1º de dezembro de 2023, a partir das 10h

Até 25 de fevereiro de 2024

Curadoria geral: Marcelo Campos

Entrada gratuita

 




O Sesc Rio de Janeiro tem o prazer de convidar, no dia 1º de dezembro de 2023,  a partir das 10h, para a inauguração da exposição “Da Kutanda ao Quitandinha 80 anos”, que abre as celebrações dos 80 anos do espaço inaugurado em 1944 como hotel-cassino, e que hoje sedia o Centro Cultural Sesc Quitandinha.  A grandiosa exposição tem curadoria geral de Marcelo Campos, e será composta por seis núcleos, traçando um percurso que começa no século 18, com as primeiras referências da presença de negros na Freguesia de Nossa Senhora de Inhomirim, base do povoamento da região, por meio da navegação do rio Piabanha e das fazendas que exploravam o trabalho escravizado, que deu origem à cidade que hoje conhecemos como Petrópolis.

 

A mostra irá destacar inicialmente as tecnologias trazidas pelos africanos, suas lideranças, e a quitanda assentada no local onde está o Quitandinha – operada por mulheres pretas, e responsável por parte expressiva da economia do século 19. A palavra é derivada de kitanda, “feira”, e kutanda, ir para longe”, no idioma quimbundo, falado em Angola, origem de muitos africanos que formam a grande população afro-brasileira.
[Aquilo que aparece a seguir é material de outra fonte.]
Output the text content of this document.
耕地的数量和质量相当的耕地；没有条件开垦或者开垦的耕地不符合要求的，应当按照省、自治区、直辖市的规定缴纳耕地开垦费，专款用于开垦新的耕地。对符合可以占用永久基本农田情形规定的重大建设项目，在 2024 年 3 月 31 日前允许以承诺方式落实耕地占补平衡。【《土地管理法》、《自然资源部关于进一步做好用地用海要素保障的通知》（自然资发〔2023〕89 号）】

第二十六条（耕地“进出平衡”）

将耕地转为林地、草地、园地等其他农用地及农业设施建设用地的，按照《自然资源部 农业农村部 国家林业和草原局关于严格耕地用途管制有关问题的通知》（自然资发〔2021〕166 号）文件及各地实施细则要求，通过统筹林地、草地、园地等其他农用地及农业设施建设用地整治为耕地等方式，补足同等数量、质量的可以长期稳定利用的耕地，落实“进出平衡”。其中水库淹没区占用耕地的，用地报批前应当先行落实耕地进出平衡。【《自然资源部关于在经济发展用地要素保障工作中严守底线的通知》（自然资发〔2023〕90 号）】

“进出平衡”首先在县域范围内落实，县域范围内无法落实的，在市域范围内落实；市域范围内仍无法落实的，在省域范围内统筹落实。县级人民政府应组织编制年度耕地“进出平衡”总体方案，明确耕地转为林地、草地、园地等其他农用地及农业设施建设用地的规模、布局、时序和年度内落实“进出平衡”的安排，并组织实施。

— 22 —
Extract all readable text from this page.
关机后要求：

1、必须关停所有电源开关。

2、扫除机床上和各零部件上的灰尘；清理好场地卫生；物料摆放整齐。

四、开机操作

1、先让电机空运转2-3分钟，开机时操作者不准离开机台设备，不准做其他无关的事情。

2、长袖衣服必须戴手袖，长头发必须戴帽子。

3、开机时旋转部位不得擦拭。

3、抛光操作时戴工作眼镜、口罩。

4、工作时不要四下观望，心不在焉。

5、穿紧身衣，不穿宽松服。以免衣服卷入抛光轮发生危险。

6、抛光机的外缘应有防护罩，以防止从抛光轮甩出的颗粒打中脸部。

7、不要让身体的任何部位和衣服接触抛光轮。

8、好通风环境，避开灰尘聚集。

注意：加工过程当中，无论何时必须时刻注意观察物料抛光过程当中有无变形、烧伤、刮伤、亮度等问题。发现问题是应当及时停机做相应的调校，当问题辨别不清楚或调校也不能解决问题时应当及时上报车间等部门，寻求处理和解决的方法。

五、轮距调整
Vários artistas contemporâneos participam deste núcleo. Em outro segmento, Anna Bella Geiger (1933) ocupa um lugar central, com um documentário sobre ela feito especialmente para a exposição, e com obras que participaram da 1ª Exposição de Arte Abstrata, em 1953.

 

Para se ter uma ideia do ambiente glamuroso do local em sua época de cassino, de 1944 a 1946, vários itens do mobiliário e da decoração foram recriados, além de uma galeria com reproduções de fotografias de época, pertencentes ao Instituto Moreira Salles. Bailes Black, de carnaval, funk, jambetes, Furacão 2000, nos anos 1970, também terão registros na exposição.

 

Dois importantes artistas negros, que tiveram forte presença no antigo hotel-cassino, ganham visibilidade e são homenageados. Tomás Santa Rosa (1909-1956), pintor, ilustrador, responsável pela inovação no design de capas de livros – “Cacau” (1934), de Jorge Amado, e “Caetés” (1933), de Graciliano Ramos, são exemplos – e importante cenógrafo – a peça “Vestido de Noiva” (1943), de Nelson Rodrigues, em 1943, marco no teatro brasileiro – e autor dos murais da piscina e do café-concerto, e da pintura decorativa de biombos do Quitandinha. Em outros dois espaços do CCSQ serão reproduzidas as decorações de carnaval do Rio, feitas por ele em 1954. Ativista dos movimentos étnico-raciais, trabalhou de 1947 a 1949 no Teatro Experimental do Negro, fundado por Abdias Nascimento (1914-2011). Já o gaúcho Wilson Tibério 1920-2005) fez nos salões do Quitandinha, em 1946, uma exposição com cerca de 130 obras. Militante político e antirracista, foi viver na França, de onde fez constantes viagens à África, onde pesquisou o cotidiano das populações e ritos afro-brasileiros, criando várias pinturas, e participando de eventos sobre artes negras, como o 1º Congresso de escritores e artistas negros na Universidade de Sorbonne, Paris, em 1951, e do 1º Festival Mundial de Artes Negra, em Dacar, em 1966, hoje em dia um evento emblemático.




 

“Pensar e celebrar os 80 anos do Quitandinha, focando em arte e cultura, é rever uma história, sublinhar fatos, em sua maioria, desconhecidos, e cuidar para que uma sociedade desigual não permaneça”, afirma Marcelo Campos. “O Quitandinha foi protagonista nas relações da paz mundial, com a assinatura, em 1947, do tratado que se tornaria, anos depois, na Organização dos Estados Americanos, a OEA. Dois importantes artistas brasileiros, Tomás Santa Rosa e Wilson Tibério, realizaram murais e exposições neste local. A primeira mostra de arte abstrata do Brasil aconteceu lá. Portanto, a exposição ‘Da Kutanda ao Quitandinha’ atravessará parte dessa história sob um olhar atual. Levantamos imagens de imprensa importantes e raras. Entrevistamos Anna Bella Geiger, uma das participantes da exposição de Arte abstrata”, assinala. “Realizar esta exposição é evidenciar a centralidade do Quitandinha, hoje, Centro Cultural Sesc, na realização de ações culturais”.

 

Uma programação cultural gratuita acompanhará a exposição.

 

PERCURSO – SEIS NÚCLEOS

·         Núcleo 1 – Da Kutanda ao Quitandinha – Salão Dom Pedro

Com curadoria de Filipe Graciano e Renata de Aquino, este segmento mostra para o público os primórdios do povoamento de Petrópolis, a presença das populações africanas, suas tecnologias e saberes. Na entrada, estará a reprodução de um mapa do século 18, pertencente ao Museu Imperial de Petrópolis.

 


Primeiras medições de terras petropolitanas, 1722.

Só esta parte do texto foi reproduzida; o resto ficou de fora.